L'Apprentissage de la ville a ceci de particulier qu'il met à mal toutes les conventions du pacte autobiographique traditionnel. Luc Dietrich y raconte une période de sa vie, de 1931 à 1935, mais si beaucoup d'éléments sont avérés, d'autres sont arrangés voire inventés. Ce brouillage de pistes atteint son paroxysme avec le sous-titre "Roman" donné à ce texte qui présente pourtant toutes les caractéristiques d'une autobiographie.

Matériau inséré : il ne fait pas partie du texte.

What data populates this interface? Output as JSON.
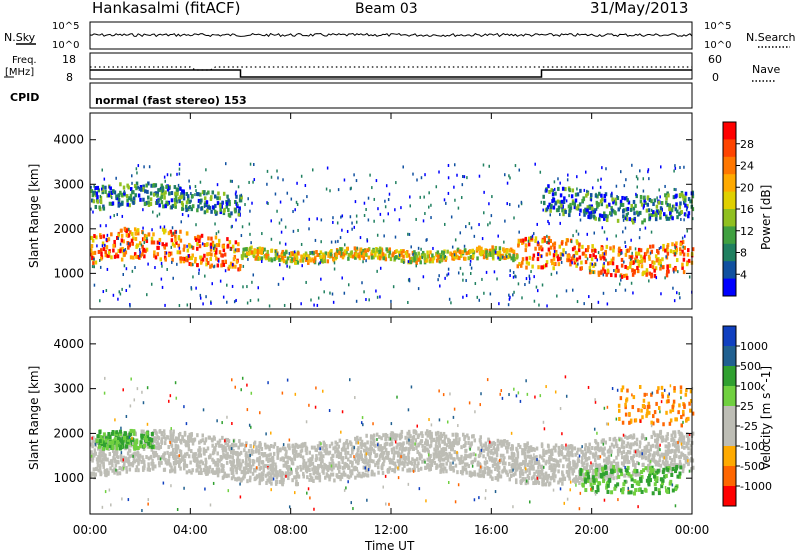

Né en 1913, orphelin de père, Luc Dietrich subit une enfance itinérante aux côtés de sa mère, toxicomane. Lorsque celle-ci s'éteint en 1931, le jeune homme est à son tour plongé dans une vie instable. Sans le sou, il fréquente toutes sortes de milieux, plus ou moins bien famés, et survit au jour le jour.
De sa rencontre avec Lanza del Vasto naît l'énergie qu'il met dans son oeuvre littéraire et qui nous permet, aujourd'hui, de mesurer le talent de cet écrivain disparu trop tôt...
L'Apprentissage de la ville est un texte très intimiste qui mériterait pourtant davantage de visibilité. Il dégage une poésie d'une rare beauté portée par un élan fugace d'une intensité inouïe.
Suivant au fil des pages l'itinéraire de l'auteur et le fil de sa vie, le texte nous emmène dans un monde à part, où la temporalité s'estompe au profit de tranches de vie, d'anecdotes, de souvenirs parfois fictifs dans lesquels le lecteur doit délier le vrai de l'imaginaire.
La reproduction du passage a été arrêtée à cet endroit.